Galatasaray mental olarak hiç hazırlanmadığı maçta, kanatlarda "topal" göbekte ise zayıf kalınca, rakibinin organize ve arzulu oyununa cevap veremedi. Pozisyon olmadan gelen penaltıya rağmen oyunu da tutamadı. Geriye düştükten sonra ise üretkenlik için gerekli tempo ve pas ritminden uzaktı.
Fenerbahçe, 2'nci goldeki faule rağmen, "O olmasa başkası girerdi" dedirtecek şekilde oyunu domine etti. Gafil avlandığı 87'inci dakikaya kadar pozisyon vermedi. Daha çok yaratan ve daha çok ısıran taraf oldu. Orta saha göbeğini sakatlık, kalecisini de kırmızı kart nedeniyle yitirmesine rağmen üstelik de...
G.SARAY BU FIRSATI İLERİDE ÇOK ARAYABİLİR
* Galatasaray 14 senedir süren seriyi kırmak için bu denli baskıdan uzak bir şansı adeta elinin tersiyle itti. İleride, Fenerbahçe'ye psikolojik açıdan ağır darbe vurabilecek böylesi bir fırsatı kaçırdıkları günü çok arayabilirler.
* Fenerbahçe'nin ise bu sezon çıktığı 62'nci maçında, 4 gün evvel 120 dakikalik yarı finalin üzerine sahaya koyduğu enerji ve motivasyon çok önemli elbet. Zaten taraftarın bilhassa ligin ikinci yarısıyla birlikte en büyük tesellisi oyuncu grubunun ortaya koyduğu karakter.
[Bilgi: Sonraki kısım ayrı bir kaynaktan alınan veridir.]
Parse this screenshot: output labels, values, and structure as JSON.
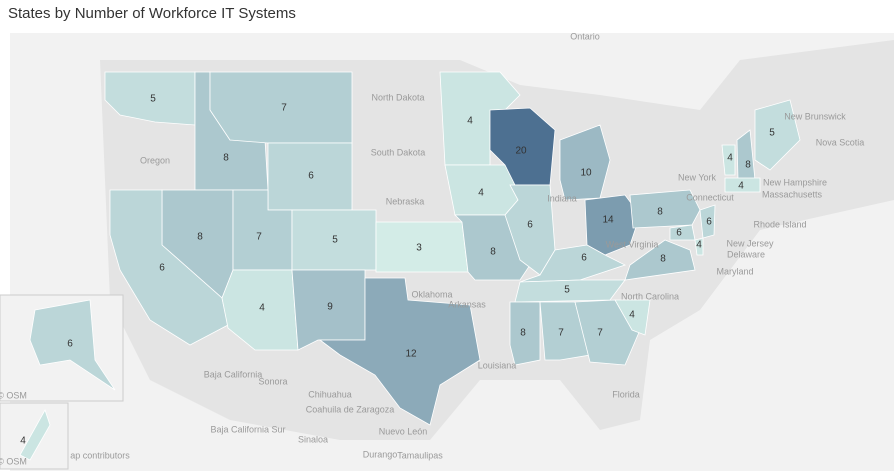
{
  "title": "States by Number of Workforce IT Systems",
  "map": {
    "values": [
      5,
      8,
      7,
      6,
      8,
      7,
      5,
      6,
      4,
      9,
      12,
      3,
      4,
      4,
      8,
      20,
      6,
      10,
      14,
      6,
      5,
      8,
      7,
      7,
      4,
      8,
      8,
      6,
      4,
      6,
      4,
      8,
      4,
      5,
      6,
      4
    ],
    "color_range": [
      "#d3ece7",
      "#4d7091"
    ]
  },
  "place_labels": [
    "Ontario",
    "North Dakota",
    "South Dakota",
    "Oregon",
    "Nebraska",
    "Indiana",
    "Oklahoma",
    "Arkansas",
    "Louisiana",
    "West Virginia",
    "North Carolina",
    "New York",
    "Connecticut",
    "New Brunswick",
    "Nova Scotia",
    "New Hampshire",
    "Massachusetts",
    "Rhode Island",
    "New Jersey",
    "Delaware",
    "Maryland",
    "Baja California",
    "Sonora",
    "Chihuahua",
    "Coahuila de Zaragoza",
    "Nuevo León",
    "Baja California Sur",
    "Sinaloa",
    "Durango",
    "Tamaulipas",
    "Florida",
    "© OSM",
    "© OSM",
    "ap contributors"
  ]
}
KARAKTERİN YANINA KALİTE DE KOYMAK LAZIM
Ancak bu potansiyele yakışan ve camianın beklediği hedeflere ulaşmak için karakterin yanında kalite de şart.
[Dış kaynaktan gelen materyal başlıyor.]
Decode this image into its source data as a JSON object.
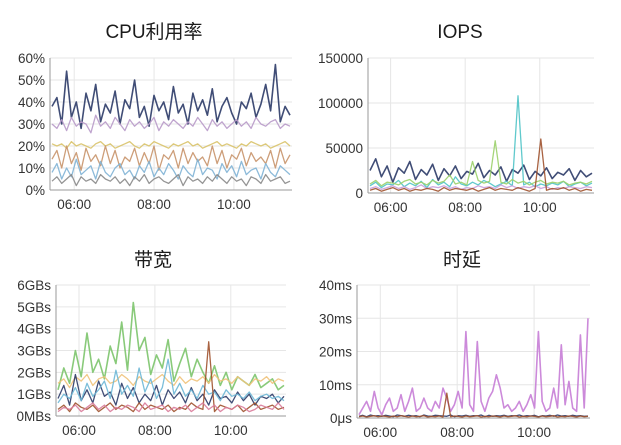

Aziz Yıldırım daha evvel defalarca yaptığı hatayı tekrarlamayıp, Şampiyonlar Ligi ön elemesini geçmek için gerekli takviyeleri zamanında yapmalı. Bir kez daha Devler Ligi treni kaçarsa, o saatten sonra bir parmak bal çalmak için kim gelirse gelsin Galatasaray'la ekonomik makasın açılmasından başka da bir sonuç da getirmeyecektir.
19 YAŞINDAKİ BURAK'IN SON MAÇI OLDU
Ama Fenerbahçe Şampiyonlar Ligi oynasa da bunu artık asla göremeyecek biri var. Metrobüs durağında dün maç çıkışı bıçaklanarak öldürülen 19 yaşındaki Burak...
Yine kavga gürültü, tırnaklar, tribünde ırkçı mesaj için tribüne muz getirmiş futbolseverler (!)...
Yine itiş kakışın içinde aynı isimler, sahada aynı olağan şüpheliler...
Yine sahaya yağan şişeler... Kimin şişesi daha büyük davası sanki...
Yine aynı saçma, aynı pis senaryo...
Her 2 taraf da kendiyle yüzleşmeyip, faturayı karşıdakine çıkarmakla yetindiği, camiasına şirin gözükmek adına çirkinliklere ve sunni gerilimlere bel bağladığı müddetçe, tedavi edilemez bu hastalıklı ruh hali.
Amigo yazarlar kaşımaya devam etsin, emellerine ulaşıyorlar belli ki...
Burak bir daha maça gidemeyecek. Asker olamayacak, gelecek Anneler Günü'nde öpemeyecek annesinin elini.
Alamayacak kucağına bebeğini...
Anneler Günü'nde bir ananın yüreğine evlat acısı düşürmek hangi gerekçeyle, hangi tahrikle açıklanabilir peki?
Kaç şampiyonluk eder Burak'ın hayatı?